I'm currently working on a search engine. I do it with php / mongodb.
The new feature Full Text Search does quite well a big part of the job, but I have a situation.
Here is an example:
I search "Pizza -restaurant"
(I'm french, but the words are transparents)
With the negative terms, there is a lot of documents with "restaurant" that are removed.
But there is still 3 or 4 documents with "restaurant" inside.
In these documents, "restaurant" is like any other words. It's separated with space, with no special character.
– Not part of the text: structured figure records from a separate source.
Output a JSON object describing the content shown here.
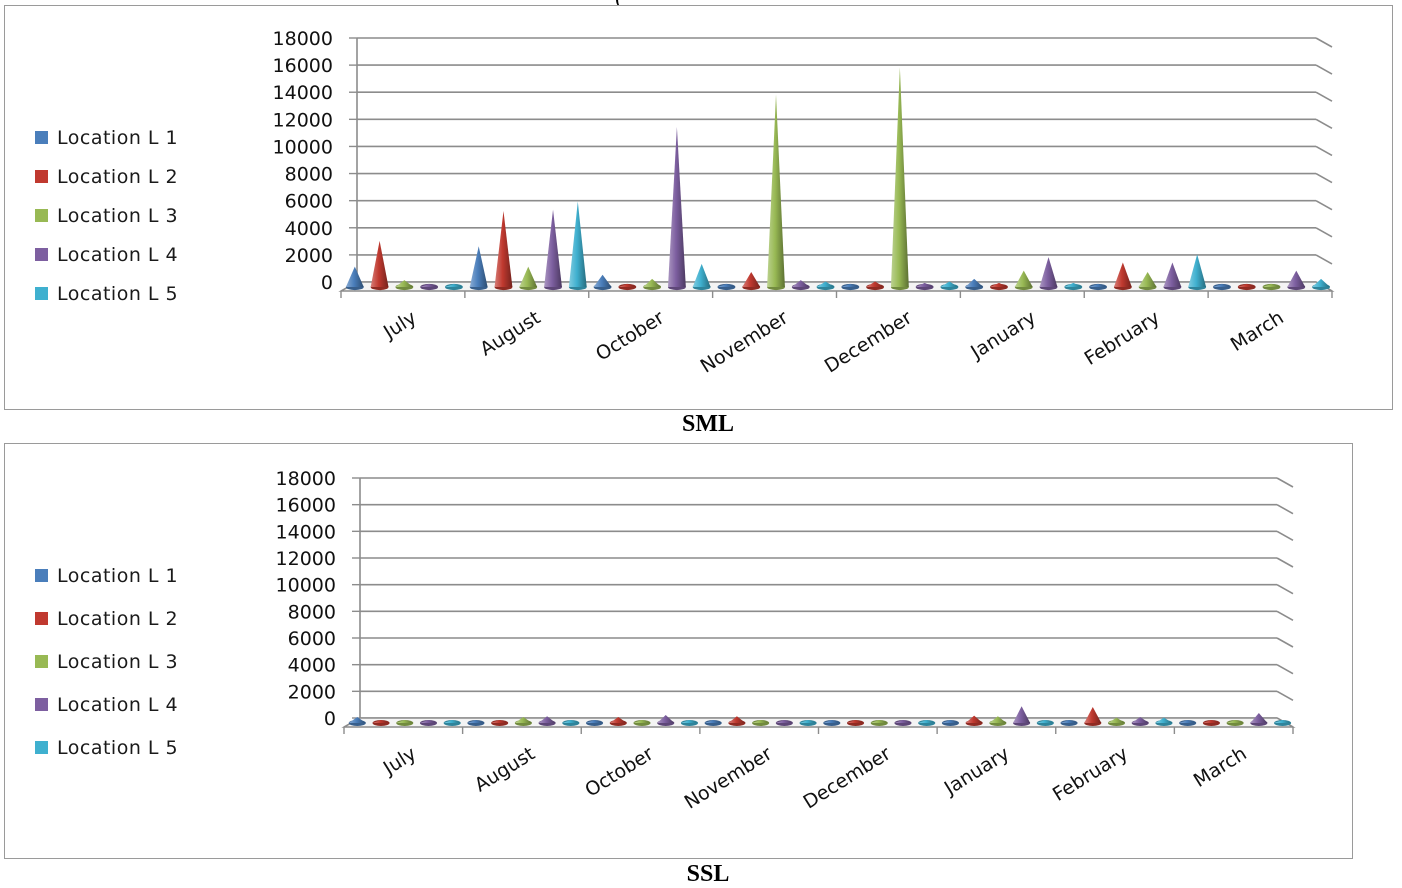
{
  "top_partial_title": "(",
  "chart_data": [
    {
      "type": "bar",
      "caption": "SML",
      "categories": [
        "July",
        "August",
        "October",
        "November",
        "December",
        "January",
        "February",
        "March"
      ],
      "ylim": [
        0,
        18000
      ],
      "yticks": [
        "18000",
        "16000",
        "14000",
        "12000",
        "10000",
        "8000",
        "6000",
        "4000",
        "2000",
        "0"
      ],
      "grid": true,
      "legend": "left",
      "series": [
        {
          "name": "Location  L 1",
          "color": "#4a7ebb",
          "values": [
            1500,
            3000,
            900,
            0,
            0,
            600,
            0,
            0
          ]
        },
        {
          "name": "Location  L 2",
          "color": "#c0392f",
          "values": [
            3400,
            5600,
            200,
            1100,
            400,
            300,
            1800,
            0
          ]
        },
        {
          "name": "Location  L 3",
          "color": "#98b954",
          "values": [
            500,
            1500,
            600,
            14200,
            16200,
            1200,
            1100,
            0
          ]
        },
        {
          "name": "Location  L 4",
          "color": "#7d5fa0",
          "values": [
            100,
            5700,
            11800,
            500,
            300,
            2200,
            1800,
            1200
          ]
        },
        {
          "name": "Location  L 5",
          "color": "#3fb0cf",
          "values": [
            0,
            6300,
            1700,
            400,
            400,
            300,
            2400,
            600
          ]
        }
      ]
    },
    {
      "type": "bar",
      "caption": "SSL",
      "categories": [
        "July",
        "August",
        "October",
        "November",
        "December",
        "January",
        "February",
        "March"
      ],
      "ylim": [
        0,
        18000
      ],
      "yticks": [
        "18000",
        "16000",
        "14000",
        "12000",
        "10000",
        "8000",
        "6000",
        "4000",
        "2000",
        "0"
      ],
      "grid": true,
      "legend": "left",
      "series": [
        {
          "name": "Location  L 1",
          "color": "#4a7ebb",
          "values": [
            450,
            0,
            0,
            0,
            0,
            0,
            0,
            0
          ]
        },
        {
          "name": "Location  L 2",
          "color": "#c0392f",
          "values": [
            0,
            0,
            450,
            500,
            0,
            550,
            1200,
            0
          ]
        },
        {
          "name": "Location  L 3",
          "color": "#98b954",
          "values": [
            0,
            450,
            0,
            0,
            0,
            500,
            400,
            0
          ]
        },
        {
          "name": "Location  L 4",
          "color": "#7d5fa0",
          "values": [
            0,
            500,
            600,
            0,
            0,
            1250,
            450,
            750
          ]
        },
        {
          "name": "Location  L 5",
          "color": "#3fb0cf",
          "values": [
            0,
            0,
            0,
            0,
            0,
            0,
            400,
            0
          ]
        }
      ]
    }
  ]
}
It written in upper-case. (But the upper-case seems not to be the reason)
If it helps, the debug string is "[queryDebugString] => pizza||restaur||||"
And here is an example of a document that is not removed :
BAR - RESTAURANT LE ST MICHAL CAMPAGNARD, BAR - RESTAURANT LE ST MICHAL
or
HOTEL - RESTAURANT rd 1120 19460 auberge de la route Spécialités gastronomiques du terroir
Edit : Here is the command to do the search:
$result = $this->_dbLocal->command(
array(
'text' => 'boutique', //this is the name of the collection where we are searching
'search' => $q, //the string to search
// 'language' => 'french',
'limit' => 500,
)
);
EDIT : With some test, the negative terms works well with language: none
in the search and the index. But with language: none
, my search does not use stop words anymore, which were really useful ...
Is there any way to use stop words for everything but negative terms ? :/
Thank you for your time !
Gilles.
Cross-referencing this with the mongodb-user thread on the same issue. This was confirmed as a bug in SERVER-11994 and has since been fixed in 2.5.5 and the forthcoming 2.6 release.